Literature search was performed using PubMed, Embase, Cochrane, and Web of Science databases. Case-control, meta-analyses, and cohort studies were considered for inclusion. Inclusion criteria: (i) subjects age 1-18 years at diagnosis, (ii) reports effect of microbiome measured prior to/at time of diagnosis/first intervention (iii) outcome of ALL, allergies, asthma, or T1DM, (iv) English text. Exclusion criteria: (i) age < 1 or >18 years at diagnosis, (ii) Down Syndrome-associated ALL, (iii) non-English text, (iv) reviews, pre-print, or abstracts, (v) heavily biased studies. Abstract and full text screening were performed by two independent reviewers. Data extraction was performed by one reviewer following PRISMA guidelines. Data were pooled using a random-effects model. Eighty-eight studies were included in the analysis, with seventy-seven in the qualitative analysis and 54 in the meta-analysis. Cases were found to have lower alpha-diversity than controls in ALL (SMD:-0.78, 95%CI:-1.21, -0.34), T1DM (SMD:-1.26, 95%CI:-3.49, 0.96), eczema (SMD:-0.34, 95%CI:-0.56, -0.12), atopy (SMD:-0.06, 95%CI:-0.34, 0.22), asthma (SMD:-0.37, 95%CI:-1.16, 0.42), and food allergy (SMD:-0.11, 95%CI:-0.63, 0.41).
These results highlight similarities in the microbiome diversity and composition of children with ALL, T1DM, and allergies.
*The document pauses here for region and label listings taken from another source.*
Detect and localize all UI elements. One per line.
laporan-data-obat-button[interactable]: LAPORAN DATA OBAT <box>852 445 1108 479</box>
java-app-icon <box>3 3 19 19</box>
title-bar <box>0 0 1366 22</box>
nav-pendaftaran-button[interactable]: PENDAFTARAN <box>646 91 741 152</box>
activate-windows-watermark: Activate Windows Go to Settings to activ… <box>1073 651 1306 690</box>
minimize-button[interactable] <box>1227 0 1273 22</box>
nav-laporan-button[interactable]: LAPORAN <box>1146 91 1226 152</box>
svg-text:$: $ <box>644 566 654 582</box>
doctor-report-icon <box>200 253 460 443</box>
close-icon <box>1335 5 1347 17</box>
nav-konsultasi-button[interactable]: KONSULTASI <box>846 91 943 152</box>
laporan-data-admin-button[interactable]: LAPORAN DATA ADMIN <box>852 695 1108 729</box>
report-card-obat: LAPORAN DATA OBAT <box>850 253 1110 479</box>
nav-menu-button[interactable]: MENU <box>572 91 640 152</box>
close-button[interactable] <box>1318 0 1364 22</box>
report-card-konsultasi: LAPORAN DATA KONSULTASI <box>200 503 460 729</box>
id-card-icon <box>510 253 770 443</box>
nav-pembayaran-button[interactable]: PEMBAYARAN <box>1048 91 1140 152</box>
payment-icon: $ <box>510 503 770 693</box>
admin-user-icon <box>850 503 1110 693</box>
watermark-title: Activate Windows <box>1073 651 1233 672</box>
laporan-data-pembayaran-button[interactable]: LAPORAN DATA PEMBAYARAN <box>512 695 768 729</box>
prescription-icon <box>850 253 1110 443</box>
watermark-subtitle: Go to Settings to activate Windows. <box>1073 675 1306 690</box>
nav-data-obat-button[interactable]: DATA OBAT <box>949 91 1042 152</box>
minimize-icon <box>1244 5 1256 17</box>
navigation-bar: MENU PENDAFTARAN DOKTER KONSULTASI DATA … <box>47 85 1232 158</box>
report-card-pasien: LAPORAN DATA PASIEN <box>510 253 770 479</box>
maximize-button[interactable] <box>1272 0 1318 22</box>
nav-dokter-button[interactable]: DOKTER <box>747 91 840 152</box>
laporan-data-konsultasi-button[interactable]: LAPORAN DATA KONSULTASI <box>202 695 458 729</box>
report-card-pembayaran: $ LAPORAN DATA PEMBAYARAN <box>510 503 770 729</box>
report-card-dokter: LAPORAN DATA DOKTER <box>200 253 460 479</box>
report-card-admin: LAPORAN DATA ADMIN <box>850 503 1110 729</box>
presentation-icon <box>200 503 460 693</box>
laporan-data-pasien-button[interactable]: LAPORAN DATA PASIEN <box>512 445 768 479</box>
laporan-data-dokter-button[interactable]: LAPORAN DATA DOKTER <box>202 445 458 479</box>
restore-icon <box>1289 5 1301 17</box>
This is compatible with a common risk factor related to immune priming in infancy and highlights the gut microbiome as a potentially modifiable risk factor and preventative strategy for these childhood diseases.
尽管儿童急性淋巴细胞白血病(ALL)、1型糖尿病(T1DM)和过敏症有着不同的病理和遗传易感性,但这些病症具有一些共同的流行病学风险因素,这些因素与婴儿期感染暴露的时间以及肠道微生物群的获得有关。我们评估了较低的微生物群多样性(香农指数)和共享的属/种谱是否与儿童ALL、过敏症和T1DM相关。
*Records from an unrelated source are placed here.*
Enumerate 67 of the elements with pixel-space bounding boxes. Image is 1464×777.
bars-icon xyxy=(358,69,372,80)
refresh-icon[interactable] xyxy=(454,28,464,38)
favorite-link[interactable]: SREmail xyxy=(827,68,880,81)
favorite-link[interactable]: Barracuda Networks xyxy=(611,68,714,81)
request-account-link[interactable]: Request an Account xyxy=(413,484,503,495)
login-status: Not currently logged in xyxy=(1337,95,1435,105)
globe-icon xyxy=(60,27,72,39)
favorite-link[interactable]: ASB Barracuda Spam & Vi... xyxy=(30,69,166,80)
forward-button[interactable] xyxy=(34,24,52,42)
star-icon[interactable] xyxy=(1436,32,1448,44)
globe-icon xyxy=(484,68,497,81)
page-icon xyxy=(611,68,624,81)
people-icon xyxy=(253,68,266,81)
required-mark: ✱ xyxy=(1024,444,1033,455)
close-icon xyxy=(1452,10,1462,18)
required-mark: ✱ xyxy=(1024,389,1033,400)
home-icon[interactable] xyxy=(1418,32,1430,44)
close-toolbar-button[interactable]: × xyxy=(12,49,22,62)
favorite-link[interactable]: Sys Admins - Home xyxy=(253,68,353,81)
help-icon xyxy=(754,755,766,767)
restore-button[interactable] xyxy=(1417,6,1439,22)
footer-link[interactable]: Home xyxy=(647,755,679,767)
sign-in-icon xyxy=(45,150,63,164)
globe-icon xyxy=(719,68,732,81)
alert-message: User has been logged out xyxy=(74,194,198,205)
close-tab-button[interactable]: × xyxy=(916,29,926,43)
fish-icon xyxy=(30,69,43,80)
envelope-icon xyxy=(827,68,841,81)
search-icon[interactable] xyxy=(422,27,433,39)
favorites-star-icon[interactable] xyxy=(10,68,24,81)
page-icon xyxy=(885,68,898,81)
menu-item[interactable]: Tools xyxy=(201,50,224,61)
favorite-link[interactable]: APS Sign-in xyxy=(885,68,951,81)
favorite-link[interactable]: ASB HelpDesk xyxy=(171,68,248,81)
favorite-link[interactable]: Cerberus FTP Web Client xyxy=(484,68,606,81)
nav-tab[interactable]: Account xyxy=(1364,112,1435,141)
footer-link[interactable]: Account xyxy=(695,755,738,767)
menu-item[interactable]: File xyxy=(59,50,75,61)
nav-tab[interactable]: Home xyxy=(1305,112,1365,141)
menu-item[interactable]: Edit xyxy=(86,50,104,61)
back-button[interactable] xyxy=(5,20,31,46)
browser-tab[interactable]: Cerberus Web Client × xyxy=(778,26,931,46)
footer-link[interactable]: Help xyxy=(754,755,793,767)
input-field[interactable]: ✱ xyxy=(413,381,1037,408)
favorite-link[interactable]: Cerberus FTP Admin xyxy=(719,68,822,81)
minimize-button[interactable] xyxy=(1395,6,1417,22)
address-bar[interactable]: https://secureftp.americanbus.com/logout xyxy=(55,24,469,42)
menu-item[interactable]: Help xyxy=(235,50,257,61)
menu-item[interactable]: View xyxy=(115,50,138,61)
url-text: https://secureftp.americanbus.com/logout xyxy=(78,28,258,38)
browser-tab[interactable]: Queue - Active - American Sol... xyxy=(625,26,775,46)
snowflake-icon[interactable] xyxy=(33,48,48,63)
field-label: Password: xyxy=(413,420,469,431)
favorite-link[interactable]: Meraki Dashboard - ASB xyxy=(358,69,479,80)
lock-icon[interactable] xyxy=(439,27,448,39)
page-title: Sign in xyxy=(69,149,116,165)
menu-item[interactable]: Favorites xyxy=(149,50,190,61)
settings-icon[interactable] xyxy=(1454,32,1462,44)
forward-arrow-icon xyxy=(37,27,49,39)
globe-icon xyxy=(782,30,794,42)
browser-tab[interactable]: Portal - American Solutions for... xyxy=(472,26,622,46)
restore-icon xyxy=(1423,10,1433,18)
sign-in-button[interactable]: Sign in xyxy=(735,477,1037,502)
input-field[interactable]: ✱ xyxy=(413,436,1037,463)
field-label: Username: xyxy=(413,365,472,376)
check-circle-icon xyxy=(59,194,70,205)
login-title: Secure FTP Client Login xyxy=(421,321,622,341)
使用PubMed、Embase、Cochrane和Web of Science数据库进行文献检索。纳入病例对照研究、荟萃分析和队列研究。纳入标准:(i)诊断时年龄为1 - 18岁的受试者;(ii)报告在诊断前/诊断时/首次干预时测量的微生物群的影响;(iii)ALL、过敏症、哮喘或T1DM的结局;(iv)英文文本。排除标准:(i)诊断时年龄<1岁或>18岁;(ii)唐氏综合征相关的ALL;(iii)非英文文本;(iv)综述、预印本或摘要;(v)严重偏倚的研究。由两名独立评审员进行摘要和全文筛选。一名评审员按照PRISMA指南进行数据提取。使用随机效应模型汇总数据。88项研究纳入分析,77项纳入定性分析,54项纳入荟萃分析。发现ALL(标准化均值差:-0.78,95%置信区间:-1.21,-0.34)、T1DM(标准化均值差:-1.26,95%置信区间:-3.49,0.96)、湿疹(标准化均值差:-0.34,95%置信区间:-0.56,-0.12)、特应性(标准化均值差:-0.06,95%置信区间:-0.34,0.22)、哮喘(标准化均值差:-0.37,95%置信区间:-1.16,0.42)和食物过敏(标准化均值差:-0.11,95%置信区间:-0.63,0.41)病例的α多样性低于对照。
这些结果突出了ALL、T1DM和过敏症患儿在微生物群多样性和组成方面的相似性。这与婴儿期免疫启动的一个共同风险因素相符,并突出了肠道微生物群作为这些儿童疾病潜在可改变的风险因素和预防策略。